We are often bombarded with advertisements for subscriptions to online genealogy services like Ancestry and Find My Past. These are wonderful programs and provide a wealth of information but as the old adage goes, Not everything is online. This was demonstrated to me quite recently. For 12 months, I have been helping two sisters try to find the birth or baptism date for their great grandfather who had emigrated to Australia in the early 1900s from Northern Ireland. There was no headstone for him in the local cemetery and they wanted to provide one which had the salient details about his life. We had searched Ancestry, FamilySearch, Find My Past and numerous other sites looking for his birth or baptism information in Ireland. These searches did reveal previously unknown details – his marriage date, the birth dates for his children and so on. However, it wasn’t until a distant relative provided a copy of a page in a family Bible that important clues were found. These pages were letters of recommendation provided by a local Presbyterian minister to Samuel and a woman (presumably his mother) as they were moving to another locality. The interesting thing about the letters was that Samuel had a different surname to that of his mother so we investigated further.
Samuel’s wedding certificate was purchased which showed that his father had the same surname as that on Samuel’s letter of recommendation. Knowing the name of the Presbyterian church, an email was then sent to the Presbyterian Historical Society in Belfast asking for a search to be made of the parish registers. However, another brick wall was hit as nothing was found.

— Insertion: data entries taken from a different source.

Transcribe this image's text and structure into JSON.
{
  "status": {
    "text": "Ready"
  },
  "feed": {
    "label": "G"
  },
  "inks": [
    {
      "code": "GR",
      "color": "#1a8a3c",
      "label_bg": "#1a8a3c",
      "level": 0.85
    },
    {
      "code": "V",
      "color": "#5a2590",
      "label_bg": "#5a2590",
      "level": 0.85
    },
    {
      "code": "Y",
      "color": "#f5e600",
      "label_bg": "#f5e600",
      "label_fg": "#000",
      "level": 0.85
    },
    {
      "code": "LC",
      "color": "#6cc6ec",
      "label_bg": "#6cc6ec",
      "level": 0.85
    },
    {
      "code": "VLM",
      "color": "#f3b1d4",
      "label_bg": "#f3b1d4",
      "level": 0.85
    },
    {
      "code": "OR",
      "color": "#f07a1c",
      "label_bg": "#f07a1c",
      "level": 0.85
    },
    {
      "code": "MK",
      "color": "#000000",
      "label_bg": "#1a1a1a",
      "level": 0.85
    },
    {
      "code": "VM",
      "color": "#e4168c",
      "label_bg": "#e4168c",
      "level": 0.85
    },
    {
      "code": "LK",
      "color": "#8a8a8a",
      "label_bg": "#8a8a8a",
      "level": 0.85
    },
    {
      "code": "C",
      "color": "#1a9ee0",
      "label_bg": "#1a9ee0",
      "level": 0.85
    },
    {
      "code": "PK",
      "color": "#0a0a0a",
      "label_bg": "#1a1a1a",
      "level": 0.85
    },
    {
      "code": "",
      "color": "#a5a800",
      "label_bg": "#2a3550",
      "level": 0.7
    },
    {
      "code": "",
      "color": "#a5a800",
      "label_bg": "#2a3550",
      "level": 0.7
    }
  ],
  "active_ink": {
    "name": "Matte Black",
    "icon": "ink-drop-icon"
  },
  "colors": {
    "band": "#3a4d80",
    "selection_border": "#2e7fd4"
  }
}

It was decided that while I was doing my own research in Belfast at the Public Record Office of Northern Ireland (PRONI), I would visit the Presbyterian Historical Society to seek advice on where we could go from here. While I was there, a search was done on the digital index to the registers and, as previously advised, no relevant names were found. However, the librarian decided to show me the original 1836 register of Presbyterian families in the district – a small book with fading ink.
You guessed it!
In this book, the minister had written down the names of all families in the parish at the time – their townland, the children’s names and their ages and, in some instances, had even pencilled in whom they had married. In Samuel’s case, there it was in black and white. Against his father’s name (he lived in another townland), was the name of his mother. Written next to his mother’s name was Samuel’s name. Further searches showed that Samuel was illegitimate but his mother had obviously continued to worship at the local church, only moving to another parish when Samuel married. The most wonderful aspect of this find was that the parents of both Samuel’s parents were recorded (as well as their siblings) so the research could now be taken back another generation.
Most importantly, two sisters can now erect a headstone for their great grandfather.